Ездюки

ЕЗДЮКИ
Терпкий польской воздух, несмотря на ранний час уже тёплый от опустошённой, но ещё не уснувшей на осень земли, встречает тело податливой стеной, упруго обтекает его, со свистом уносясь куда-то назад, путается в полах куртки, в нестриженых-нечёсаных отгоревших за лето волосах.

Старенький «Юпитер» с воем несётся по набитой грузовиками и тракторами Озёрошной дороге. Полузажмурив глаза от косых утренних лучей, выворачиваю ручку газа. Позади, вцепившись в поручень, – Олег, в коляске – Вовка. Правлю в Коврицку Дуброву – большой осиново-берёзовый лесок.

На полях желтеет коротко постриженная стерня. Аккуратные ряды соломенных копен ещё не смётаны, от этого пейзаж кажется каким-то торжественно неоконечным. Всё будто замерло на миг и вот-вот встрепенётся, зашевелится, расходится в могучей суете. Уже блестят у стана солнечными бликами в стёклах железные кони. Новенький бригадирский мотоцикл уже мелькает в Озерках, краснея между копён и кустов, деловито убегая на поля третьей бригады.
А мы – бездельники, догуливаем каникулы. Мчим в Чёрны Куста – заросшую черёмухой сырую котловину на краю Дубровы. Там средь берёз да черёмухи самое место груздям. Вчерашний утренний дождишко, незамеченный в поле и деревне, как маслом полил и без того почти всегда сырую лесную дорогу. Пускаю послушную машину покосом, и так потихоньку добираемся до Ёлочек – сосновой посадки.

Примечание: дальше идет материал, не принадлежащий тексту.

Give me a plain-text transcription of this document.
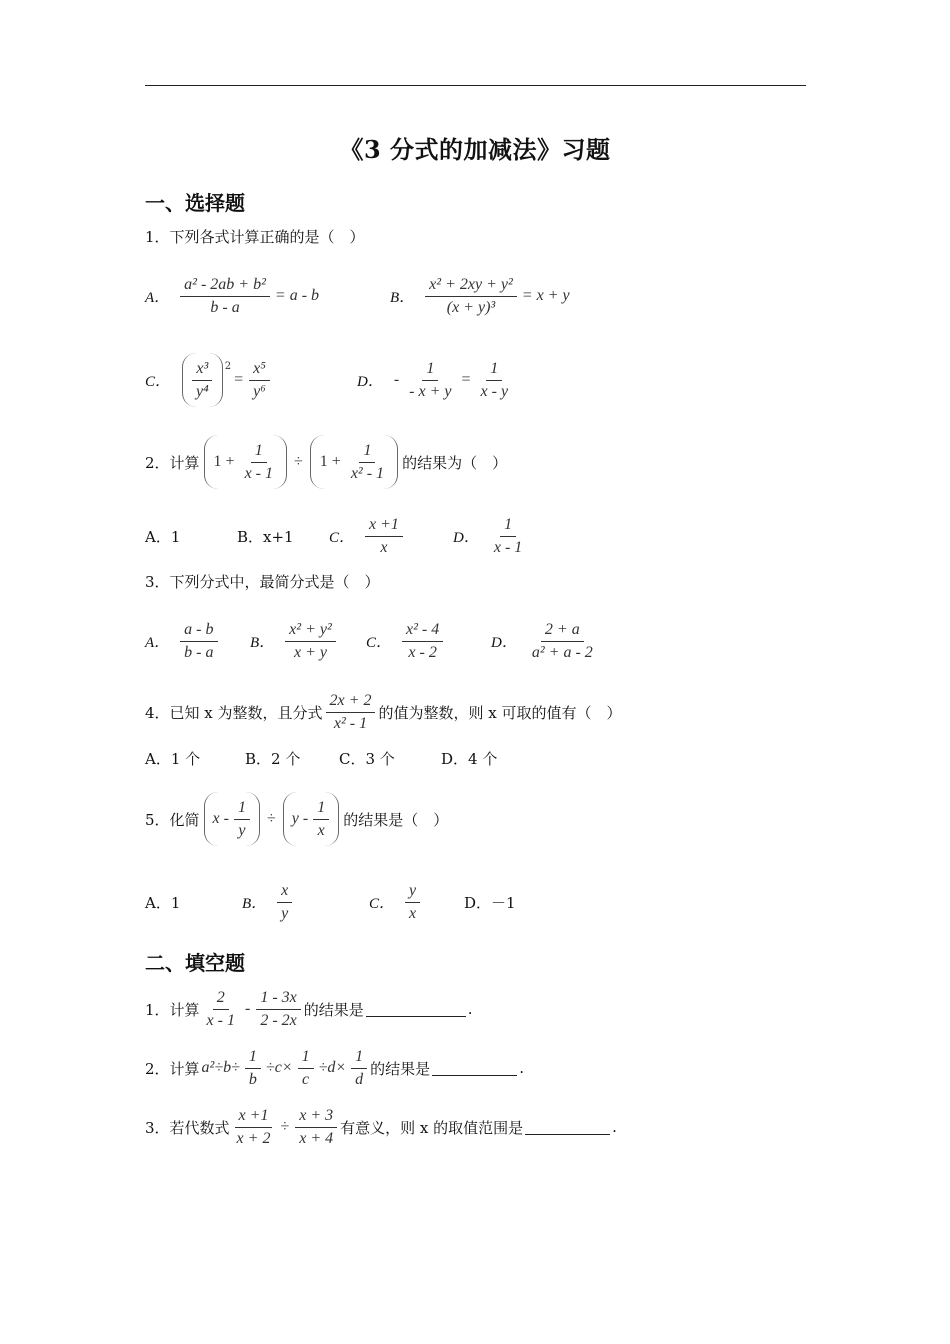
《3 分式的加减法》习题
一、选择题
1．下列各式计算正确的是（　）
A． $\frac{\text{a² - 2ab + b²}}{b - a} = a - b$	B． $\frac{\text{x² + 2xy + y²}}{\text{(x + y)³}} = x + y$
C． $\frac{\text{x³}}{\text{y⁴}} 2$
= $\frac{\text{x⁵}}{\text{y⁶}}$	D． - $\frac{1}{- x + y} = \frac{1}{x - y}$
2．计算 $1 + \frac{1}{x - 1} \div 1 + \frac{1}{\text{x² - 1}}$ 的结果为（　）
A．1	B．x+1	C． $\frac{x +1}{x}$	D． $\frac{1}{x - 1}$
3．下列分式中，最简分式是（　）
A． $\frac{a - b}{b - a}$ B． $\frac{\text{x² + y²}}{x + y}$ C． $\frac{\text{x² - 4}}{x - 2}$	D． $\frac{2 + a}{\text{a² + a - 2}}$
4．已知 x 为整数，且分式 $\frac{2x + 2}{\text{x² - 1}}$ 的值为整数，则 x 可取的值有（　）
A．1 个	B．2 个	C．3 个	D．4 个
5．化简 $x - \frac{1}{y} \div y - \frac{1}{x}$ 的结果是（　）
A．1	B． $\frac{x}{y}$	C． $\frac{y}{x}$	D．－1
二、填空题
1．计算 $\frac{2}{x - 1} - \frac{1 - 3x}{2 - 2x}$ 的结果是	.
2．计算 $a^2\div b\div \frac{1}{b} \div c\times \frac{1}{c} \div d\times \frac{1}{d}$ 的结果是	.
3．若代数式 $\frac{x +1}{x + 2} \div \frac{x + 3}{x + 4}$ 有意义，则 x 的取值范围是	.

Растекаемся по рядам сосёнок искать маслята, выползшие в тепле скользкими пуговками ядрёных шляпок. Прочесав Ёлочки, переходим сырой покос, в неярко белеющий на фоне чёрных черёмуховых кустов состарившимися берёзами лес. Нагибаясь, пролезаем в черёмуховых дебрях. «Грузди!» – кричит Олег. Вскоре натыкаюсь на выводок и я. А где-то слева уже ликует Вовка. Чёрны Куста нынче не подвели. Довольные, с добычей идём обратно к мотоциклу.
– Дальше куда? – с надеждой спросил Вовка.
– Погнали в Ондрюшино, – великодушно объявляю я. – Там обабки должны быть.

Всё той же дорогой выбираемся на Грань – ряд раскидистых берёз, разделивших когда-то давным-давно пашню на Коврижскую и Ячменскую. И опять взвихряем сизый дымок от выброшенного выхлопными трубами несгоревшего масла, поднимаем чернозёмную пыль с просыхающей дороги. Перед нами кто-то уже успел-проскочил: ровный мотоциклетный след чётко отпечатался на взбитой дождём и уже высохшей пыли. Скоро он уходит направо, обходя колки и осинники Ондрюшиного болота. Мы же мчим прямо, по подрастающей на покосе траве.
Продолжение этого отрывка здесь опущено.